Daily Point of Light # 1580 Feb 23, 2000

Lynne Klein has been a teacher and a champion of children’s rights for more than 30 years. Klein paved the way for children’s art and ideas to be heard and seen by thousands, with an extensive traveling exhibition (displayed from ’91-’95) of children’s art and writing about other cultures. It was the strength of this project, her “first child,” that inspired Klein to develop the Children’s Quilt of Hope.

Incidents of hate crimes and violence in communities across America, served as the impetus of Klein to create a forum for discussion in homes and schools. The Children’s Quilt that Klein created and organized, does just that. It reaches thousands in a gentle, positive, hopeful way that springboards thought and discussion in classrooms and homes.
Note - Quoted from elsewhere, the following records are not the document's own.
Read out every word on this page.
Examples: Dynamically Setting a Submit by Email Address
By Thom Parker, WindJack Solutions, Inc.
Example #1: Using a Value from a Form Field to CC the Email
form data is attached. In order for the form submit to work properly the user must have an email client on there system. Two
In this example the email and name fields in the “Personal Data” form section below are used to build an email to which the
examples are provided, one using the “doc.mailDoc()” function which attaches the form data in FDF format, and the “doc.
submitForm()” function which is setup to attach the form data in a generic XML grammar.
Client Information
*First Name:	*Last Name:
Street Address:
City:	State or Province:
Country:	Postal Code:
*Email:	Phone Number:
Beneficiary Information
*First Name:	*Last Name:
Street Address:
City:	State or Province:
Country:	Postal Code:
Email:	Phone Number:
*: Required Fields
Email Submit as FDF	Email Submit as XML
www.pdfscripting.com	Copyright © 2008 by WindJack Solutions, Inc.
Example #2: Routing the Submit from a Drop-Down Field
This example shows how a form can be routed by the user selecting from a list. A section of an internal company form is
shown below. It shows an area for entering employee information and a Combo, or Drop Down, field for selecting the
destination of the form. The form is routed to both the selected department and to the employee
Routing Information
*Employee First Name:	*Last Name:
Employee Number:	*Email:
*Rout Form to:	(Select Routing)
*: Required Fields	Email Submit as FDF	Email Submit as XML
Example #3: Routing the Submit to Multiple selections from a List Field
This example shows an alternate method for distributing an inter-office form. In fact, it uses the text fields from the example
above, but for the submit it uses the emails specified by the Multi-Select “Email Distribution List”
The quilt debuted in May of 1998 and to date, is comprised of more than 70 panels of more than 1000 individual paper squares made by K-12 students.

Thousands are affected by the Quilt through its’ exhibition. This is the first public display by children about HIV/AIDS. The Quilt is breaking ground and opening up new avenues of discussion for families about life-threatening illness, hunger, loneliness, isolation and prejudice in communities that previously considered themselves untouched by such issues. The Quilt is a new forum for educating the public through the eyes of children, to keep the fight against HIV/AIDS and discrimination alive.
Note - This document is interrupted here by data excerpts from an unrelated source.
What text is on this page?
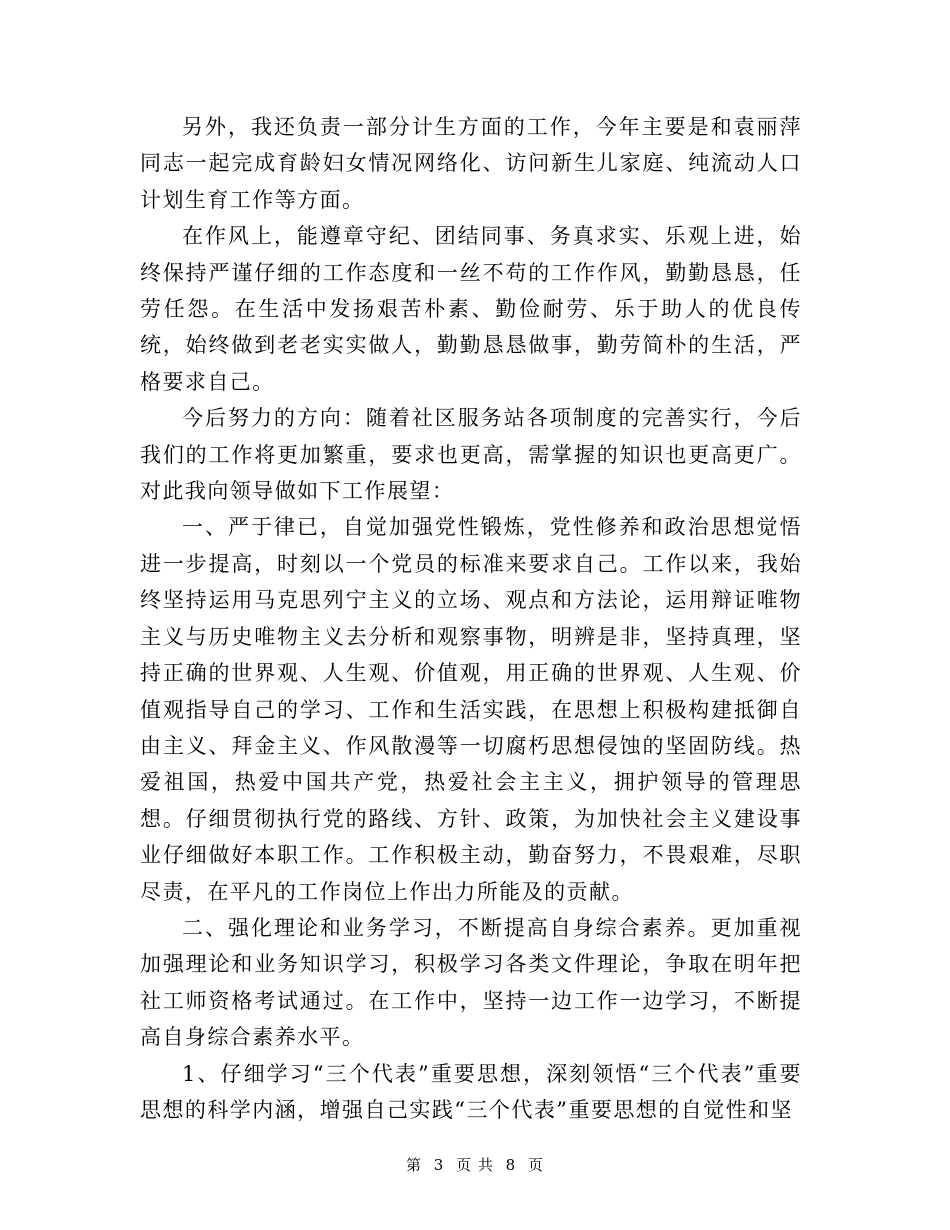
另外，我还负责一部分计生方面的工作，今年主要是和袁丽萍同志一起完成育龄妇女情况网络化、访问新生儿家庭、纯流动人口计划生育工作等方面。

在作风上，能遵章守纪、团结同事、务真求实、乐观上进，始终保持严谨仔细的工作态度和一丝不苟的工作作风，勤勤恳恳，任劳任怨。在生活中发扬艰苦朴素、勤俭耐劳、乐于助人的优良传统，始终做到老老实实做人，勤勤恳恳做事，勤劳简朴的生活，严格要求自己。

今后努力的方向：随着社区服务站各项制度的完善实行，今后我们的工作将更加繁重，要求也更高，需掌握的知识也更高更广。对此我向领导做如下工作展望：

一、严于律已，自觉加强党性锻炼，党性修养和政治思想觉悟进一步提高，时刻以一个党员的标准来要求自己。工作以来，我始终坚持运用马克思列宁主义的立场、观点和方法论，运用辩证唯物主义与历史唯物主义去分析和观察事物，明辨是非，坚持真理，坚持正确的世界观、人生观、价值观，用正确的世界观、人生观、价值观指导自己的学习、工作和生活实践，在思想上积极构建抵御自由主义、拜金主义、作风散漫等一切腐朽思想侵蚀的坚固防线。热爱祖国，热爱中国共产党，热爱社会主主义，拥护领导的管理思想。仔细贯彻执行党的路线、方针、政策，为加快社会主义建设事业仔细做好本职工作。工作积极主动，勤奋努力，不畏艰难，尽职尽责，在平凡的工作岗位上作出力所能及的贡献。

二、强化理论和业务学习，不断提高自身综合素养。更加重视加强理论和业务知识学习，积极学习各类文件理论，争取在明年把社工师资格考试通过。在工作中，坚持一边工作一边学习，不断提高自身综合素养水平。

1、仔细学习“三个代表”重要思想，深刻领悟“三个代表”重要思想的科学内涵，增强自己实践“三个代表”重要思想的自觉性和坚

第 3 页 共 8 页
The Quilt of Hope Program establishes an open forum for very young children. It empowers children to impact their own community. It heightens awareness about HIV/AIDS, educates about prevention of the disease, dispels prejudice and combats the growing complacency about the disease. Honoring the children’s ideas and solution is important to Klein, who believes that “youth in service is integral to education.”

Klein teaches the community how children can be part of the solution to issues of hunger and food waste in their own neighborhoods. By challenging young minds, she believes we can eradicate this disease, and by working together we can rid our community of hate crimes.

The Children’s Quilt of Hope has received the following recognition: the JCPenney Golden Rule Award in Education; Junior Spirit of Marin Award for linking learning to community; a Marin County Board of Supervisors Commendation; a Marin County Fair Special Merit Award; selection for the Arts & Healing Network Community Education Project; and Third Place honors in Western Pairs Association 2000 Award of Achievement.

A kindergarten student, Anjuli Branz, (now 7 years old), created a hope square for the quilt, determined “to help the sick people who need food.” Remembering the quilt project, Anjuli organized, coordinated and ran her own bake sale at school to benefit Meals of Marin, a non-profit that cooks and delivers meals to homebound folks with like-threatening illnesses. This is the true spirit of the quilt&#151getting kids involved and empowered early to make a difference!

For her work, Klein was awarded the 1998 Martin Luther King, Jr. Humanitarian Award for outstanding efforts in the area of human and civil rights from the Marin County Human Rights Commission.